Les plans furent dressés par Delefortrie (déjà auteur du château rouge et qui, en 1885, construira à la Chapelle sous Poix une version "modèle réduit" du château de Flixecourt) ; le gros-oeuvre fut construit de 1882 à 1884 et la décoration intérieure achevée en 1886, le tout pour la somme rondelette de 800 000 francs.
A Stéphanie Zambaux succédèrent son fils Pierre puis son petit-fils Christian. A la mort en 2006 de la veuve de ce dernier, le château fut transmis à l'un de ses cousins, M. Barrois (+2013).
Le long de la rue qui mène à l'Etoile, un imposant mur percée d'une étonnante grille, surchargée de motifs et de rouille signalent le château établit à mi-pente mais auquel on accède par une autre grille, un peu plus loin, plus modeste que sa grande soeur, mais non moins rouillée.
la grille vue depuis le château
Le château qui se dresse en haut du chemin est une vaste demeure eclectique, savante synthèse de styles, construite en brique et pierre. Il se compose d'un corps de logis rectangulaire cantonné de trois pavillons et d'une tourelle ; prolongé au sud par une aile basse couverte en terrasse.
La façade principale est précédée d'une terrasse et d'un large degré. La travée centrale est placée en légère saillie et est rythmée de pilastres cannelés jumelés encadrant un large balcon à l'étage ; elle est coiffée, comme les pavillons latéraux, d'un toit en pavillon. Sur le parc, l'avant-corps central est polygonal, compte trois niveaux d'élévation et est sommé d'une flèche.
Si le parti d'ensemble est en briques à chaînages de pierre à bossage rappelant le 17ès, les toitures et leurs grandes lucarnes sont traitées dans un esprit plus renaissance.
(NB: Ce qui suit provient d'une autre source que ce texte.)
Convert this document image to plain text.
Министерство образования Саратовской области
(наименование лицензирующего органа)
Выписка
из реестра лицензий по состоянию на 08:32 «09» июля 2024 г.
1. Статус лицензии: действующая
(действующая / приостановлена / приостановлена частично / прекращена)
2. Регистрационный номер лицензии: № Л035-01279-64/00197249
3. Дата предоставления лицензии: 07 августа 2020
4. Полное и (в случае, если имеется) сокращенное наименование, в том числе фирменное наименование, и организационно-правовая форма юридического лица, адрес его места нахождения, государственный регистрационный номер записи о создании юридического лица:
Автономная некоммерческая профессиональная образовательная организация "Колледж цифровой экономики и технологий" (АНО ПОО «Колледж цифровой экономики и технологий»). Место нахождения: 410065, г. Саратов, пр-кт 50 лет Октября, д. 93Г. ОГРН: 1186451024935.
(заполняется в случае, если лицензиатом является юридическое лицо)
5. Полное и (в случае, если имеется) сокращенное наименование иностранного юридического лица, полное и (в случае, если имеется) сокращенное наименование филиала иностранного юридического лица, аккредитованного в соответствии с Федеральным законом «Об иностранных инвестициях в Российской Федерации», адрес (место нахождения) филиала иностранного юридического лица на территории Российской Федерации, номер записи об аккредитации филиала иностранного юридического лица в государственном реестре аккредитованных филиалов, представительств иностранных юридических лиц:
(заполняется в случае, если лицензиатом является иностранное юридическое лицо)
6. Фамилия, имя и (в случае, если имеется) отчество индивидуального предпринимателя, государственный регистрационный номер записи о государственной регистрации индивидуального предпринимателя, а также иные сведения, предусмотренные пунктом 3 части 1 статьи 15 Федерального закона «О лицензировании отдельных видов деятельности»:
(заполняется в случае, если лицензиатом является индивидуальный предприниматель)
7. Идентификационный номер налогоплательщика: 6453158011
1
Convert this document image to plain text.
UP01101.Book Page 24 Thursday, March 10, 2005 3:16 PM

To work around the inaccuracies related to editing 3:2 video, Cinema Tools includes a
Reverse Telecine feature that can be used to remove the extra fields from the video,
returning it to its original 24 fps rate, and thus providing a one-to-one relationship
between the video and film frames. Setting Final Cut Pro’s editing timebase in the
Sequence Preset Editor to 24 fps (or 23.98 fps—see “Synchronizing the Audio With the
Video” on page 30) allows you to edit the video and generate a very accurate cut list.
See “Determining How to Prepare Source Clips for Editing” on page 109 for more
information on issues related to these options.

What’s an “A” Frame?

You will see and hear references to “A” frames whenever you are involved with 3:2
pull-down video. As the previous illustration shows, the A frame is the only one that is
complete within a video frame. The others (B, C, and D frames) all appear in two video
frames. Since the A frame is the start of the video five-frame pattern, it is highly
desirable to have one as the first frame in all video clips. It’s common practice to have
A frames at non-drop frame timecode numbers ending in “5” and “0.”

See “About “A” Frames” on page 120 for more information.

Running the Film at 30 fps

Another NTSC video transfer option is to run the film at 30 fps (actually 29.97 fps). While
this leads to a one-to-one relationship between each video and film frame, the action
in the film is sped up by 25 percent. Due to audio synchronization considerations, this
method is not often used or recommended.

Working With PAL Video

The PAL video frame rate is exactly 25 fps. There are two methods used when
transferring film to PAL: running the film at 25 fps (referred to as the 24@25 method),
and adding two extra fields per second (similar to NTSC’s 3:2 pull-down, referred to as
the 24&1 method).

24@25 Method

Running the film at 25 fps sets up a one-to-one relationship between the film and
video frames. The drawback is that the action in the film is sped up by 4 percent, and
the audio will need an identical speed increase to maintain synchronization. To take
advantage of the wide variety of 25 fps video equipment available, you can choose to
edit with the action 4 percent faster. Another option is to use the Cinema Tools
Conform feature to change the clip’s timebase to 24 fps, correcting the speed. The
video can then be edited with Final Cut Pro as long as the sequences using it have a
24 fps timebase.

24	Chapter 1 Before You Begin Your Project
Notons enfin que sont disséminés un peu partout sur le bâtiment ancres de fer et pierres sculptées aux initiales Z (Zambaux) et S (Saint).
L'intérieur fit l'objet du plus grand soin également au moment de la construction : plusieurs styles et ambiances se succèdent dans les pièces : néo renaissance, Louis XV, Louis XVI, néo classique... Les meubles qui sont encore en place furent créés spécialement pour le château afin de s'insérer dans les décors...
Les figures familiales sont partout présentes sur les tableaux mais aussi sur les vitraux ornant les fenêtres.
Le château est environné d'un parc (en grande partie boisée) d'une quinzaine d'hectares qui conserve de nombreuses essences parfois rares.
On peut y admirer un étonnant château d'eau d'inspiration médiévale aux pieds duquel s'étendait un étang artificiel, aujourd'hui asséché.
Enfin en repartant, on pourra s'arrêter quelques instants devant les anciennes écuries ornées de têtes de chevaux en pierre nous rappelant la destination du lieu et que voisinent l'ancien garage à voitures teinté d'art-déco.
Avant de terminer, un autre château, non pas à Flixecourt, mais à Ville-le-Marclet (le territoire de la commune commence de l'autre côté de la route face au château rouge !). En 1912, Robert Saint (fils d'Alice, petit-fils de Jean-Baptiste -on suit ?) acheta l'ancien château de Ville-le-Marclet (construit en 1755, remanié après 1829) et le fit détruire pour le remplacer. La guerre freinera ses projets de le nouveau château fut construit en 1920-1922.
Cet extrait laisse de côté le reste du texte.